Bill at the JordanYesterday was Baptism Sunday, so I have been thinking about how the water of baptism should color our lives. Perhaps we should start using a permanent dye so we can never forget God’s claim on our lives. I wonder if dye would make us feel differently about ourselves and lead us to act differently toward one another.

If, like Jesus, you were to be baptized in the Jordan River right now you might not get stained, but you would get pretty muddy. When Bill and I visited the Holy Land recently, we collected water from the Jordan for Water Communion Sunday. The river is unusually muddy because of the terrible drought that region has been suffering.
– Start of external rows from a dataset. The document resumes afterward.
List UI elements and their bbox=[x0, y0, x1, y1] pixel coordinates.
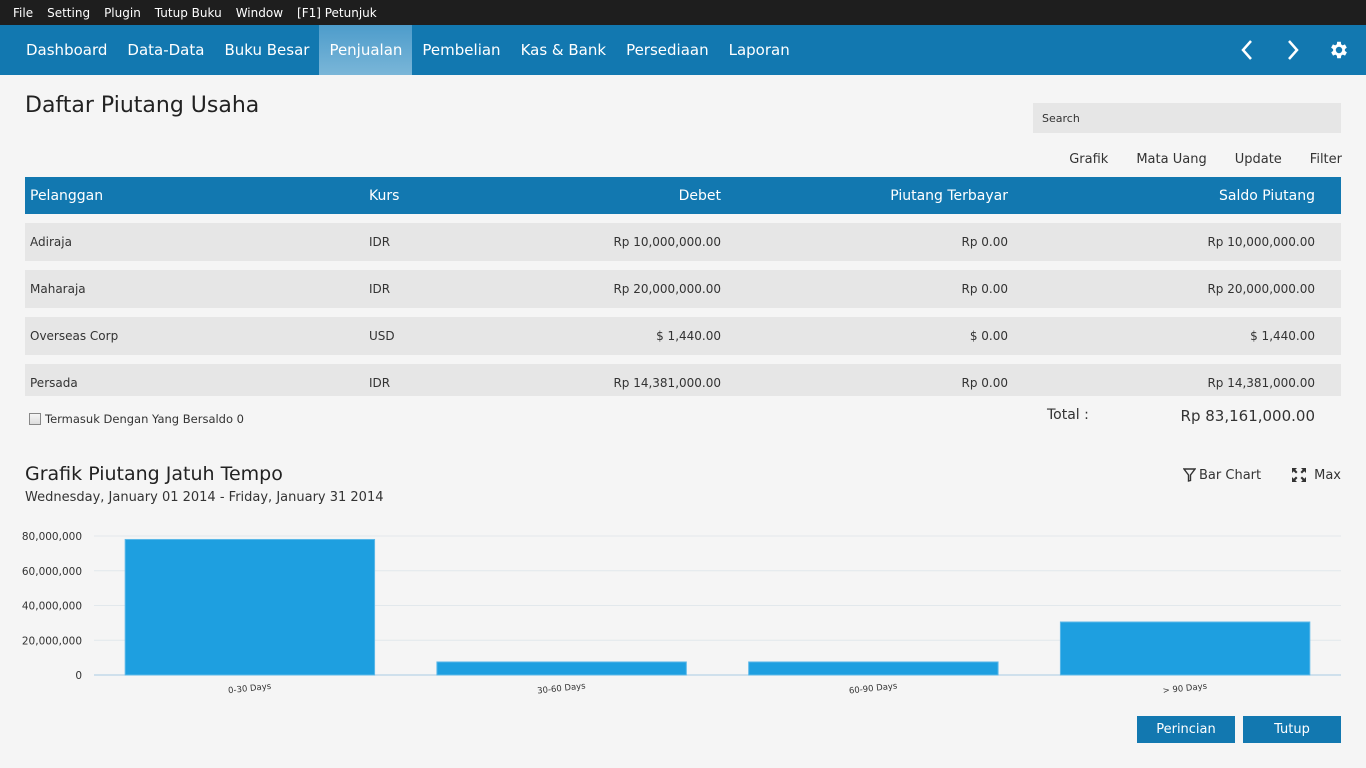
cell-pelanggan: Persada bbox=[25, 370, 364, 390]
cell-pelanggan: Maharaja bbox=[25, 282, 364, 296]
cell-debet: $ 1,440.00 bbox=[464, 329, 721, 343]
x-tick-label: 0-30 Days bbox=[228, 682, 273, 697]
cell-terbayar: Rp 0.00 bbox=[721, 370, 1008, 390]
main-nav: Dashboard Data-Data Buku Besar Penjualan… bbox=[0, 25, 1366, 75]
x-tick-label: 60-90 Days bbox=[848, 681, 898, 696]
cell-debet: Rp 10,000,000.00 bbox=[464, 235, 721, 249]
total-label: Total : bbox=[1047, 407, 1089, 423]
tab-pembelian[interactable]: Pembelian bbox=[412, 25, 510, 75]
tab-kas-bank[interactable]: Kas & Bank bbox=[511, 25, 617, 75]
bar--90-days bbox=[1060, 622, 1309, 675]
back-button[interactable] bbox=[1224, 25, 1270, 75]
tab-data-data[interactable]: Data-Data bbox=[117, 25, 214, 75]
cell-pelanggan: Overseas Corp bbox=[25, 329, 364, 343]
menu-tutup-buku[interactable]: Tutup Buku bbox=[148, 6, 229, 20]
mata-uang-link[interactable]: Mata Uang bbox=[1136, 152, 1206, 167]
table-row[interactable]: Maharaja IDR Rp 20,000,000.00 Rp 0.00 Rp… bbox=[25, 270, 1341, 308]
menu-setting[interactable]: Setting bbox=[40, 6, 97, 20]
cell-terbayar: Rp 0.00 bbox=[721, 282, 1008, 296]
y-tick-label: 40,000,000 bbox=[22, 601, 82, 613]
chevron-left-icon bbox=[1240, 39, 1254, 61]
receivables-table: Pelanggan Kurs Debet Piutang Terbayar Sa… bbox=[25, 177, 1341, 396]
checkbox-box[interactable] bbox=[29, 413, 41, 425]
cell-saldo: Rp 10,000,000.00 bbox=[1008, 235, 1315, 249]
cell-saldo: Rp 14,381,000.00 bbox=[1008, 370, 1315, 390]
cell-saldo: Rp 20,000,000.00 bbox=[1008, 282, 1315, 296]
update-link[interactable]: Update bbox=[1235, 152, 1282, 167]
tab-laporan[interactable]: Laporan bbox=[719, 25, 800, 75]
bar-chart-label: Bar Chart bbox=[1199, 468, 1261, 483]
filter-icon bbox=[1183, 468, 1196, 482]
filter-link[interactable]: Filter bbox=[1310, 152, 1342, 167]
chart-toolbar: Bar Chart Max bbox=[1153, 467, 1341, 483]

Most people are surprised by how small and shallow the Jordan is. I knew those things from my studies. What stunned me, though, was, as we turned off the road, our guide explained that if the bus broke down or had a flat we were to stay onboard. On either side of this very narrow road leading to this holy spot where Jesus was said to have been baptized is the kind of barren wilderness into which Jesus was driven after he was baptized to be tempted for 40 days and 40 nights.

What the guide was warning us about, however, was that, on both sides of the road, the desert had been mined by decades of war between the Israelis and the Arabs. Today, to get to the place of Jesus’ baptism, one literally must pass through a minefield of death, hatred, violence, and war.

This seems to be a parable about what happens when humankind fails to realize what it means to live as the Beloved of God or to have sufficient grace to believe that others are beloved, too.